Ses peintures ne sont pas sans nous rappeler les icônes russes ou encore les poupées Matriochkas, ces poupées très colorées qu’on s’amuse à encastrer les unes dans les autres.

Son univers est sans conteste onirique, issu de sa plus pure imagination. Elle y raconte son histoire, son histoire russe mais aussi et surtout tunisienne. Le poisson comme porte bonheur, le Bou-Kornine qu’on peut apercevoir sur plusieurs toiles ou encore les mosaïques du Bardo. Les rayures dans l’habillement de ses personnages sont une constante, elles nous rappellent largement le Marioul Fadhila des tenues traditionnelles.

Tableau Olga

On y voit aussi très souvent la mosaïque comme une sorte de trouble des sentiments qui s’imbriquent les uns dans les autres. Un patchwork de montages d’images pour résoudre les histoires de son passé, avec le temps qui passe. Et comme pour rompre avec son passé, elle signe depuis 3 ans de son nom contracté Olga Malak.

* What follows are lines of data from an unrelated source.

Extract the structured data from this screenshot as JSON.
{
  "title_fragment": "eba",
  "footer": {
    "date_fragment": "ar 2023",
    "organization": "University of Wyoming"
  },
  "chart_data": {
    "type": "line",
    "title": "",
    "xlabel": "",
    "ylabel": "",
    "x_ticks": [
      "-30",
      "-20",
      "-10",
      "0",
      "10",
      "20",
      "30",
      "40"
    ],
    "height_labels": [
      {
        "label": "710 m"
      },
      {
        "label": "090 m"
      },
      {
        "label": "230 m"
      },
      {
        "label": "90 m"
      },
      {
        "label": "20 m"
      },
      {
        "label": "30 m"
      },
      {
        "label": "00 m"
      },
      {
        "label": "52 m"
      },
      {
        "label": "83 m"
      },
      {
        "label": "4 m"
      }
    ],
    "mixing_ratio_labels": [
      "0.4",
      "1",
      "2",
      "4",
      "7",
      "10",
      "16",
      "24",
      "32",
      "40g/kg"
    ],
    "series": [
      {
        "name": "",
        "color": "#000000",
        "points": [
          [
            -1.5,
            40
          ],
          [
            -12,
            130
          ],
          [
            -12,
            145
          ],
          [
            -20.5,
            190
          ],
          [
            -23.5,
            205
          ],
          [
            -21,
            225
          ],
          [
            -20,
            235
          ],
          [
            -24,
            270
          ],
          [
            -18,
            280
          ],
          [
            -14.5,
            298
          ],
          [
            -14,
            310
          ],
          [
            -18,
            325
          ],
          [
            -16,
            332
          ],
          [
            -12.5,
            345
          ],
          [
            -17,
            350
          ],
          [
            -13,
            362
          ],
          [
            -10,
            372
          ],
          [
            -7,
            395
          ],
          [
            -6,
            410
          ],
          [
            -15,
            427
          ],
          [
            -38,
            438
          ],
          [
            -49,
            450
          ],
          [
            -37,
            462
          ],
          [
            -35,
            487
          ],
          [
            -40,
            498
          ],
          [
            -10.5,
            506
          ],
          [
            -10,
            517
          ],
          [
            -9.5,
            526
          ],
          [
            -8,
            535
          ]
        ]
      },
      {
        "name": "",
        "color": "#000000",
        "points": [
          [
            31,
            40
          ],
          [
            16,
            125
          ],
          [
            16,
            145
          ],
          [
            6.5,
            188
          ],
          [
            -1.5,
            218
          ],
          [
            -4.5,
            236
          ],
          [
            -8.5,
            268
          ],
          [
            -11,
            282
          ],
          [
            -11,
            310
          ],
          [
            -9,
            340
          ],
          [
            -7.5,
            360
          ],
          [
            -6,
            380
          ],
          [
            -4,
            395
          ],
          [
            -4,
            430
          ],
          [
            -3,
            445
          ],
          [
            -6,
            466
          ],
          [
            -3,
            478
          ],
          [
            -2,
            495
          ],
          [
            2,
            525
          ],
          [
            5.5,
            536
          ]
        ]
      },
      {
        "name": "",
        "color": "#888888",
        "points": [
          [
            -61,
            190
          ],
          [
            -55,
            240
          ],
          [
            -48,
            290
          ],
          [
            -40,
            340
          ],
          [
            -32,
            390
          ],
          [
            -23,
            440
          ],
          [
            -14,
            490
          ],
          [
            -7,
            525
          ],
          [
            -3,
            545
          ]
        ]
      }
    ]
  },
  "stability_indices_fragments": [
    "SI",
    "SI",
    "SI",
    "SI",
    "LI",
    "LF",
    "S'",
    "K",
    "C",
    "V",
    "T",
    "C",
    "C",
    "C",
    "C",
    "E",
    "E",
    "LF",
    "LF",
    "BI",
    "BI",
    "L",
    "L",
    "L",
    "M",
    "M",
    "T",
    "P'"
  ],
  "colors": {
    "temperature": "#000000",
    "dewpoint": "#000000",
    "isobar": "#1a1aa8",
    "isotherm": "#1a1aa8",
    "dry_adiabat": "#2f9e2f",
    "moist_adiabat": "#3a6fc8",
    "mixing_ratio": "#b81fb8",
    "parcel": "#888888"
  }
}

Les libertés que nous octroie la fin de l’été semblent lui avoir été propices. De ses rêves, naissent ses idées. Chacune de ses œuvres dans sa construction bouscule notre sensibilité. D’emblée, nous voilà happés par l’étrange beauté rehaussée de feuilles d’or qui irradie de ses compositions centralisées sur le personnage central, puis dévoyées par d’autres, poissons, poteries, chats… qu’elle s’amuse à faire apparaître dans toutes ses peintures comme un clin d’œil coquin à celui qui en connaîtrait la signification.

Du « Damier de Carthage », au « Voyage nocturne », en passant par « le Bœuf de Byrsa », « Sous le signe du poisson », sans ombres et sans perspectives, Olga nous conforte par un foisonnement de couleurs et beaucoup de lumière. L’histoire et tant d’autres histoires en épisodes, celles de la vie de l’artiste sont alors palpables.